Une autre fonction du mimétisme a été initialement décrite dans le modèle de Lipps (1907). Ce modèle considère le mimétisme comme un processus médiateur de l’empathie cognitive et émotionnelle. La théorie de Lipps se constitue de trois étapes. Premièrement, comme nous venons de le voir, nous mimons les EFEs de nos partenaires d’interaction.

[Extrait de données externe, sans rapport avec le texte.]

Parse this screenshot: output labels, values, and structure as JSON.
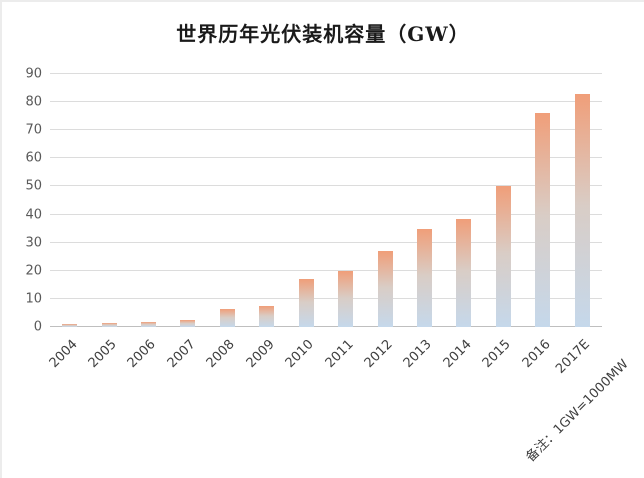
{
  "note": "备注：1GW=1000MW",
  "chart_data": {
    "type": "bar",
    "title": "世界历年光伏装机容量（GW）",
    "categories": [
      "2004",
      "2005",
      "2006",
      "2007",
      "2008",
      "2009",
      "2010",
      "2011",
      "2012",
      "2013",
      "2014",
      "2015",
      "2016",
      "2017E"
    ],
    "values": [
      1,
      1.4,
      1.7,
      2.5,
      6.5,
      7.5,
      17,
      20,
      27,
      35,
      38.5,
      50,
      76,
      83
    ],
    "xlabel": "",
    "ylabel": "",
    "ylim": [
      0,
      90
    ],
    "yticks": [
      0,
      10,
      20,
      30,
      40,
      50,
      60,
      70,
      80,
      90
    ],
    "grid": true,
    "legend": false,
    "annotation": "备注：1GW=1000MW",
    "bar_color_top": "#f09e79",
    "bar_color_mid": "#d9cdc6",
    "bar_color_bottom": "#c5d8eb",
    "gridline_color": "#dcdcdc"
  }
}
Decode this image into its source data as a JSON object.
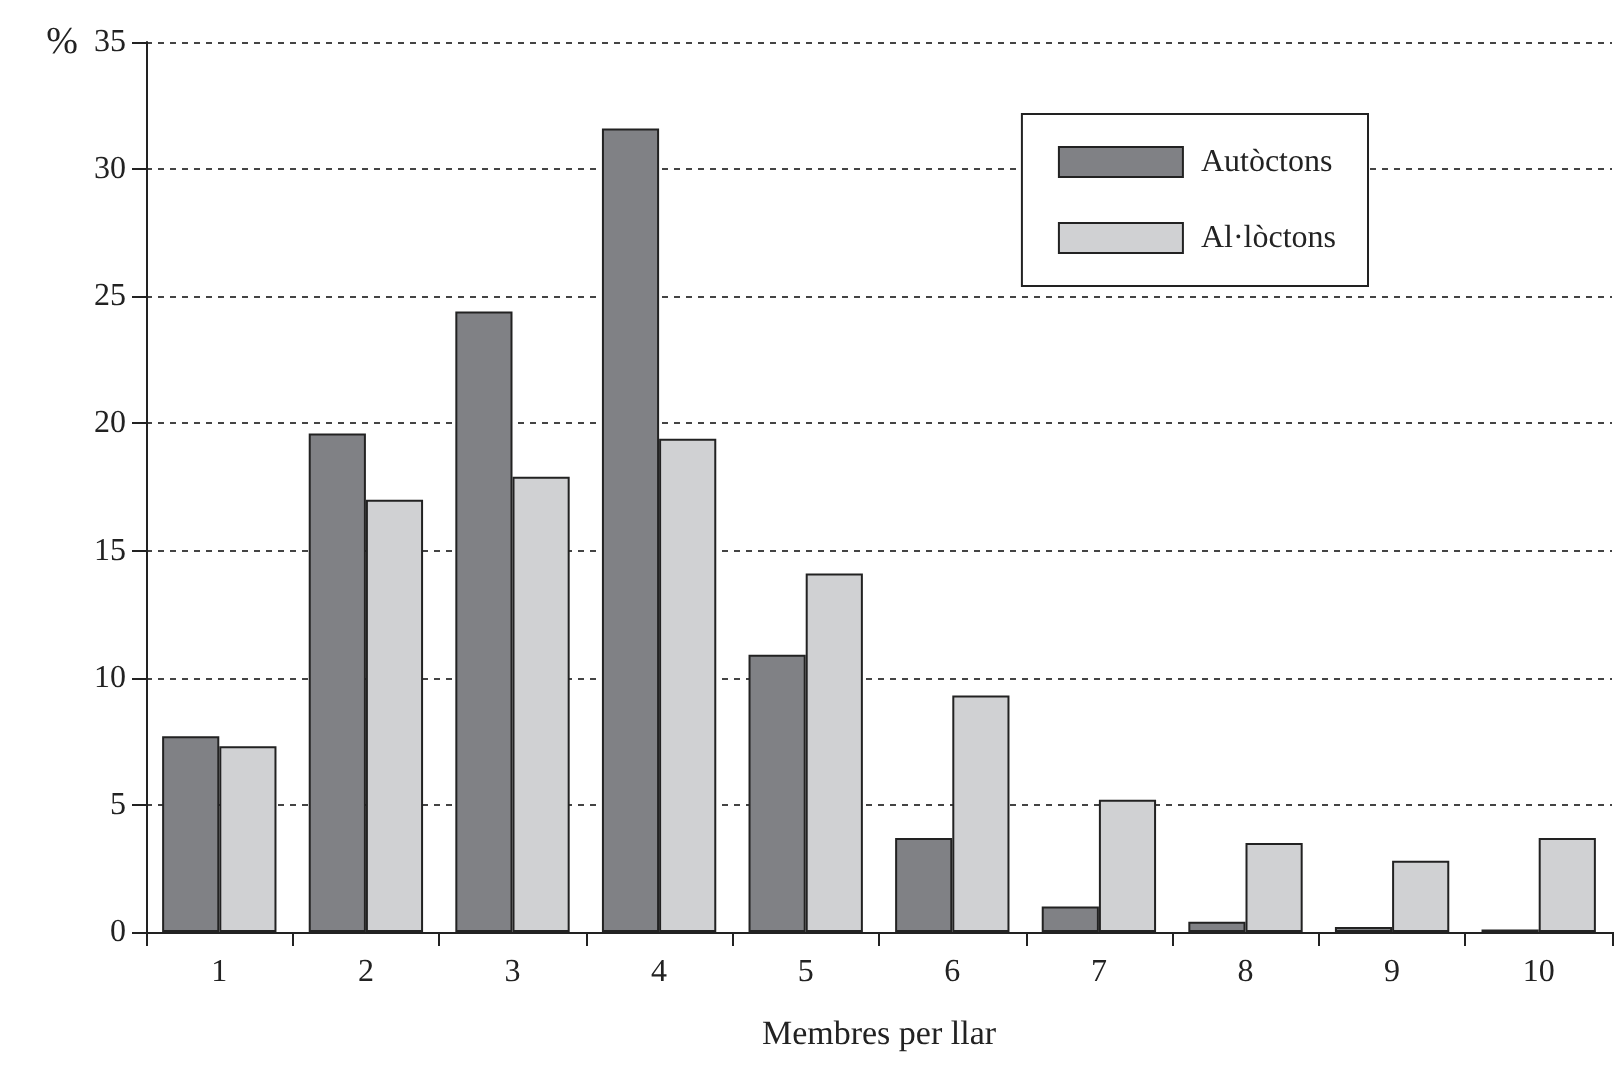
{
  "chart_data": {
    "type": "bar",
    "xlabel": "Membres per llar",
    "ylabel": "%",
    "categories": [
      "1",
      "2",
      "3",
      "4",
      "5",
      "6",
      "7",
      "8",
      "9",
      "10"
    ],
    "series": [
      {
        "name": "Autòctons",
        "color": "#808185",
        "values": [
          7.7,
          19.6,
          24.4,
          31.6,
          10.9,
          3.7,
          1.0,
          0.4,
          0.2,
          0.1
        ]
      },
      {
        "name": "Al·lòctons",
        "color": "#d0d1d3",
        "values": [
          7.3,
          17.0,
          17.9,
          19.4,
          14.1,
          9.3,
          5.2,
          3.5,
          2.8,
          3.7
        ]
      }
    ],
    "ylim": [
      0,
      35
    ],
    "yticks": [
      0,
      5,
      10,
      15,
      20,
      25,
      30,
      35
    ],
    "grid": "y",
    "legend": "top right"
  }
}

Deuxièmement, ce mimétisme non-verbal induit chez nous –via un processus de rétroaction– l’état émotionnel correspondant. Troisièmement, nous utilisons notre état émotionnel interne pour comprendre l’état affectif de notre partenaire d’interaction. Les deux premières étapes de ce modèle ont été reprises et élaborées par Hatfield et son équipe qui ont travaillé sur la contagion émotionnelle (Hatfield, Cacioppo, & Rapson, 1993, 1994;

Hatfield, Rapson, & Le, 2009). Ces auteurs définissent la contagion émotionnelle comme « la tendance à mimer automatiquement et synchroniser ses expressions faciales, vocalisations, postures, et mouvements avec ceux d’une autre personne et par conséquence à converger émotionnellement » (Hatfield et al., 1994, p. 5). Selon leur théorie, observer les EFEs d’un partenaire d’interaction conduit à son imitation ce qui permet, via la rétroaction faciale, la contagion émotionnelle aux émotions du partenaire.